In an Economic Survey of the US 2007: Financing Higher Education, the OECD claims that significant barriers to accessing higher education exist. Despite considerable expenditure on the US government’s student loan programme, university fees have skyrocketed at and exponential rate, leaving many students in the dust. The OECD recommends the following measure:

  • student loan limits should be raised substantially, especially those of unsubsidised direct loans;
  • repayments of loans should vary with income;
  • tax concessions, which are complicated to file and seem to only benefit the middle and upper class, should be simplified and even abolished.

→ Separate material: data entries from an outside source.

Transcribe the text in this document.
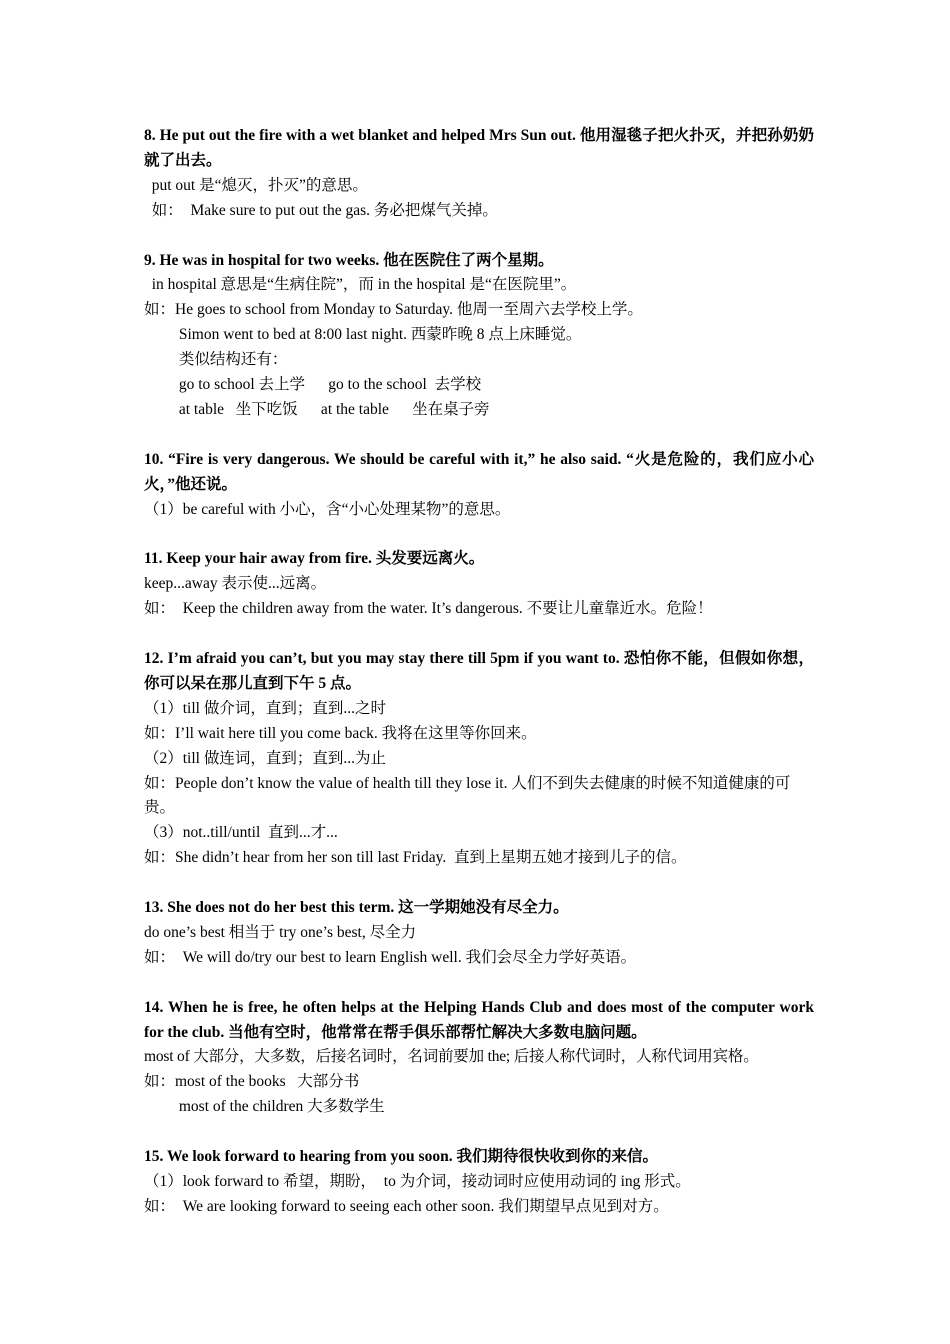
8. He put out the fire with a wet blanket and helped Mrs Sun out. 他用湿毯子把火扑灭，并把孙奶奶就了出去。
put out 是“熄灭，扑灭”的意思。
如：  Make sure to put out the gas. 务必把煤气关掉。
9. He was in hospital for two weeks. 他在医院住了两个星期。
in hospital 意思是“生病住院”，而 in the hospital 是“在医院里”。
如：He goes to school from Monday to Saturday. 他周一至周六去学校上学。
Simon went to bed at 8:00 last night. 西蒙昨晚 8 点上床睡觉。
类似结构还有：
go to school 去上学      go to the school  去学校
at table   坐下吃饭      at the table      坐在桌子旁
10. “Fire is very dangerous. We should be careful with it,” he also said. “火是危险的，我们应小心火，”他还说。
（1）be careful with 小心，含“小心处理某物”的意思。
11. Keep your hair away from fire. 头发要远离火。
keep...away 表示使...远离。
如：  Keep the children away from the water. It’s dangerous. 不要让儿童靠近水。危险！
12. I’m afraid you can’t, but you may stay there till 5pm if you want to. 恐怕你不能，但假如你想，你可以呆在那儿直到下午 5 点。
（1）till 做介词，直到；直到...之时
如：I’ll wait here till you come back. 我将在这里等你回来。
（2）till 做连词，直到；直到...为止
如：People don’t know the value of health till they lose it. 人们不到失去健康的时候不知道健康的可贵。
（3）not..till/until  直到...才...
如：She didn’t hear from her son till last Friday.  直到上星期五她才接到儿子的信。
13. She does not do her best this term. 这一学期她没有尽全力。
do one’s best 相当于 try one’s best, 尽全力
如：  We will do/try our best to learn English well. 我们会尽全力学好英语。
14. When he is free, he often helps at the Helping Hands Club and does most of the computer work for the club. 当他有空时，他常常在帮手俱乐部帮忙解决大多数电脑问题。
most of 大部分，大多数，后接名词时，名词前要加 the; 后接人称代词时，人称代词用宾格。
如：most of the books   大部分书
most of the children 大多数学生
15. We look forward to hearing from you soon. 我们期待很快收到你的来信。
（1）look forward to 希望，期盼，  to 为介词，接动词时应使用动词的 ing 形式。
如：  We are looking forward to seeing each other soon. 我们期望早点见到对方。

This policy brief comes in the midst of a burgeoning student lender scandal in the US that has resulted in a cascade resignation of many university student loan staff (see ACA Newsletter- Education Europe May). A recent report released by Senator Edward Kennedy drew even more universities and colleges into the loan scandal, demonstrating that university staff had accepted incentives to promote particular lenders. New York lawyer Andrew Cuomo, who has adopted this case with a firey ambition, recently won a riff with John Hopkins University, who has agreed to five years of monitoring of its student loan practices and a 1.1 million dollar investigation settlement. Johns Hopkins is one of many prestigious universities accused. 

The OECD's sharp criticism of financial access to higher education in the US as well as this looming loan scandal are particularly interesting in light of the recent weight the education ministers of the 45 Bologna Process signatory countries have put on access and equity in education. More will come on this vast issue from both sides of the Atlantic.